In 1968, Marie Paiz’s mother suffered a traumatic brain injury (TBI). Paiz, Texas Lutheran University’s assistant registrar and veteran affairs certification officer, said the event changed her family’s lives.
“It was very hard to watch her trying to relearn everything again,” Paiz said. “She couldn’t remember her family, how to walk or how to cook. She couldn’t remember how to do anything at all. Then, in 2006, she suffered a stroke and the family had to go through the process again.”
It was during that time when Paiz found actor Kirk Douglas’ book, My Stroke Of Luck. Douglas’ memoir touches on the physical and emotional battles he faced after his stroke, along with how he was able to heal.
“I read the book in hopes of finding ways of helping my mother,” Paiz said. “Once I read it I realized it would be great if she could read it and see that not all is lost. I’m also having the students in my fall 2015 Freshman Experience course read it. I want students to come away with the message that there is help for those who have suffered from strokes and that hope is not lost. You can work to ‘heal’ yourself. I also chose it simply so that students understand it’s not only athletes or veterans who have issues with the brain.”
Paiz is also using another book with a similar theme for a directed reading assignment. Claudia Osborn’s Over My Head: A Doctor’s Own Story of Head Injury From The Inside Looking Out, gives an inside look at how people can rebuild their lives after a brain injury. She said the theme offers inspiration to those who have sustained a TBI and their families.
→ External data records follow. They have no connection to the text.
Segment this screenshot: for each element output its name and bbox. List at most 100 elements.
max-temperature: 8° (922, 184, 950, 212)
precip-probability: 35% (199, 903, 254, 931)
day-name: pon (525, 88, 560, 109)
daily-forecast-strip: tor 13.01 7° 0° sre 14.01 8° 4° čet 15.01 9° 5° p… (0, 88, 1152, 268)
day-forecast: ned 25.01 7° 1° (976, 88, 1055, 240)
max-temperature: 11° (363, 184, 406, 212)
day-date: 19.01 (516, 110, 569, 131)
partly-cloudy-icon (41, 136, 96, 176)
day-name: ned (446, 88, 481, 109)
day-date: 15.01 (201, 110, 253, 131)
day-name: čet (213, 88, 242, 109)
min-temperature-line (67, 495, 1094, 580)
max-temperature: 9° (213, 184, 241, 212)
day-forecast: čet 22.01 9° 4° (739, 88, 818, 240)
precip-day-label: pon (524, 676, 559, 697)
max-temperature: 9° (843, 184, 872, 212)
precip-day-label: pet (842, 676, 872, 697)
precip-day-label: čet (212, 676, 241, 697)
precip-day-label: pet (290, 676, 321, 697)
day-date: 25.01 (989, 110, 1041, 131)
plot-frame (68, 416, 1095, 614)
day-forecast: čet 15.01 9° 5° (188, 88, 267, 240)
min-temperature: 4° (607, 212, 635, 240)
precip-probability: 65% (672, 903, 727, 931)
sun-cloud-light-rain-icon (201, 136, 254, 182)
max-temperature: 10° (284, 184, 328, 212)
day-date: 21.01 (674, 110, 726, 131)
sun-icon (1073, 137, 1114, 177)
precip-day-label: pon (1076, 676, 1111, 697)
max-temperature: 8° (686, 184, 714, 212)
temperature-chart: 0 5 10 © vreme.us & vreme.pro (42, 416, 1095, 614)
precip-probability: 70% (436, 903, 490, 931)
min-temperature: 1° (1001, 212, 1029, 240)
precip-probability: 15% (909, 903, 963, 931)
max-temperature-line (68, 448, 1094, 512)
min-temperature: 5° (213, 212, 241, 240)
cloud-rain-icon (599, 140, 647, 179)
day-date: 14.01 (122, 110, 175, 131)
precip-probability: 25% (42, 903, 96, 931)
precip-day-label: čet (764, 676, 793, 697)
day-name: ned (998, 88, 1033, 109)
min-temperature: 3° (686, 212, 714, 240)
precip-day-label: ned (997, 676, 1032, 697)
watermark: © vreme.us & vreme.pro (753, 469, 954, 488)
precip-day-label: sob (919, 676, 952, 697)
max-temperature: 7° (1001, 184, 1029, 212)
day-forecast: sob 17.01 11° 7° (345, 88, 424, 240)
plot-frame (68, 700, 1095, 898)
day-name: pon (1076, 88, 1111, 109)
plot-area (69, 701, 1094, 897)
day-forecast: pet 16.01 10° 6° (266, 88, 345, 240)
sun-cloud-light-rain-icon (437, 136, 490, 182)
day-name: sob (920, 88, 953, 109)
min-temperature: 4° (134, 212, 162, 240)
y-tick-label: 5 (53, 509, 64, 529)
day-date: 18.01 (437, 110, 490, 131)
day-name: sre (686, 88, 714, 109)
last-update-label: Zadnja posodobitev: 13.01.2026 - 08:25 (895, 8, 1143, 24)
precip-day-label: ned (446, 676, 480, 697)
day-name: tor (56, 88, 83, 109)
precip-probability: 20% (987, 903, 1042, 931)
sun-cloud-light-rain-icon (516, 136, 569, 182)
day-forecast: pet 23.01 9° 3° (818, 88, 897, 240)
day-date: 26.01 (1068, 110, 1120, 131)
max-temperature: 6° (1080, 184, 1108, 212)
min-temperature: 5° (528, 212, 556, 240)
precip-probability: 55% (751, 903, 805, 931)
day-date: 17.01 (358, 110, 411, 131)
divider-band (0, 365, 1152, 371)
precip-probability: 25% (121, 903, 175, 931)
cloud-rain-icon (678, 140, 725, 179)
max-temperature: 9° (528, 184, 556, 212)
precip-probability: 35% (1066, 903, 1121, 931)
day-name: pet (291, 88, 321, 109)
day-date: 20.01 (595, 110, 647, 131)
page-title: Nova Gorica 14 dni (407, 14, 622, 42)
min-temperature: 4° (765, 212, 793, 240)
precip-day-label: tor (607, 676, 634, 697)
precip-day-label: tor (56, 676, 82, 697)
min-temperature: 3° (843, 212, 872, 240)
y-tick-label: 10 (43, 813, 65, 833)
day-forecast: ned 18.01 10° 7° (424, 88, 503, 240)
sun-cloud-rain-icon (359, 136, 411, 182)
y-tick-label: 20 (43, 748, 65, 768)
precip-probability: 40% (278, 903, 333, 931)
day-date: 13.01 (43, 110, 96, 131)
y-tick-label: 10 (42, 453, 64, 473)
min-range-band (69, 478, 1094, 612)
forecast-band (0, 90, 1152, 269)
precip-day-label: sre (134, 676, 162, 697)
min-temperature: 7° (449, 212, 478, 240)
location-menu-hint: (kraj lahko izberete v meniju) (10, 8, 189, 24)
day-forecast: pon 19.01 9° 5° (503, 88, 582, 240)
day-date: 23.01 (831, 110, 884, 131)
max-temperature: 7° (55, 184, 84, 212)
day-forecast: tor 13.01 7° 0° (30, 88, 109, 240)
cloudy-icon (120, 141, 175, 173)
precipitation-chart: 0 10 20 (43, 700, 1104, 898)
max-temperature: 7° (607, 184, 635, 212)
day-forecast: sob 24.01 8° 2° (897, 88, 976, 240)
“This book chronicles the trials and tribulations of a doctor who suffers a TBI in a car accident,” Paiz said. “It shows how the individual doesn’t realize they have a problem until they try to cope with going to work, or dressing themselves, or even just keeping the house clean. Her message is that while you will not be the same as you were before, you can come back and maintain a life.”